Abstract

Deficits in visual processing are well established in schizophrenia. However, there is conflicting evidence about whether these deficits start before the formation of percepts because visual processing studies in schizophrenia have typically examined the processing of consciously registered stimuli. In this study, we used nonconscious color priming to evaluate the very early visual processing stages in schizophrenia. Nonconscious and conscious color priming was assessed in 148 schizophrenia patients and 54 healthy control subjects. In both conditions, subjects identified the color of a ring preceded by a disk (prime) in the same color (congruent) or a different color (incongruent). The ring rendered the disk invisible in the nonconscious condition (SOA of 62.5 ms) or did not mask the disk (SOA of 200 ms) in the conscious condition.

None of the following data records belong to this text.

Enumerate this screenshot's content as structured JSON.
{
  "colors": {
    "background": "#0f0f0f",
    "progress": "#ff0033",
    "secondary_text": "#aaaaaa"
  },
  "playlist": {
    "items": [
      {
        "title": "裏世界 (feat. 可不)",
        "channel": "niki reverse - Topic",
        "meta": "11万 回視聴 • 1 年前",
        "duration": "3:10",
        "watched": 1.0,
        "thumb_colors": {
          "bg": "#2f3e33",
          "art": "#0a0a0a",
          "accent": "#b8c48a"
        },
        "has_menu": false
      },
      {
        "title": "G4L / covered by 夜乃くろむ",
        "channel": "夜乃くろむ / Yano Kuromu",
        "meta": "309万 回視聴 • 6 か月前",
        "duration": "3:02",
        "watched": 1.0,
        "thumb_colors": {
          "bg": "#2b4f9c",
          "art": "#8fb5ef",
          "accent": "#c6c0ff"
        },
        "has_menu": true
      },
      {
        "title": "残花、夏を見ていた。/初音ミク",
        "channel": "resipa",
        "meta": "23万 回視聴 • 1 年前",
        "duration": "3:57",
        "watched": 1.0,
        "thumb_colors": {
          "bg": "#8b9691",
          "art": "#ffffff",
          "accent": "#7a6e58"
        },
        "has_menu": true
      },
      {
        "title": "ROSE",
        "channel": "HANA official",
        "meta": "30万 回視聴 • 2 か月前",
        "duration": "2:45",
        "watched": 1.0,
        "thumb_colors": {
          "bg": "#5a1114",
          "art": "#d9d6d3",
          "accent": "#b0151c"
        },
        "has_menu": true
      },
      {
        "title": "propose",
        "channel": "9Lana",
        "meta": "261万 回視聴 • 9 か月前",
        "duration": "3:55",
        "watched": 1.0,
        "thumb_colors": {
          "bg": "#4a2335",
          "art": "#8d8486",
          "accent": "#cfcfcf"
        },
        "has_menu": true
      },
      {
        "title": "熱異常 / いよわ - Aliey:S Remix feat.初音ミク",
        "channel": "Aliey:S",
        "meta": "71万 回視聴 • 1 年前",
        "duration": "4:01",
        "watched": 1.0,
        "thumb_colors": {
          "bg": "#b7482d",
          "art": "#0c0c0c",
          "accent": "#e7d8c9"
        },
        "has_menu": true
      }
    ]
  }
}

Schizophrenia patients exhibited a color priming effect (longer reaction times in the incongruent vs. congruent trials) that was similar to healthy controls in both the nonconscious and conscious priming conditions. Healthy controls had a significantly larger priming effect in the nonconscious vs. conscious condition, but patients did not show a significant difference in priming effects between the two conditions. Our results indicate that schizophrenia patients do not have deficits at the nonconscious, pre-perceptual stages of visual processing, suggesting that the feed forward sweep of information processing (from retina to V1) might be intact in schizophrenia. These results imply that the well-documented visual processing deficits in this illness likely occur at later, percept-dependent stages of processing.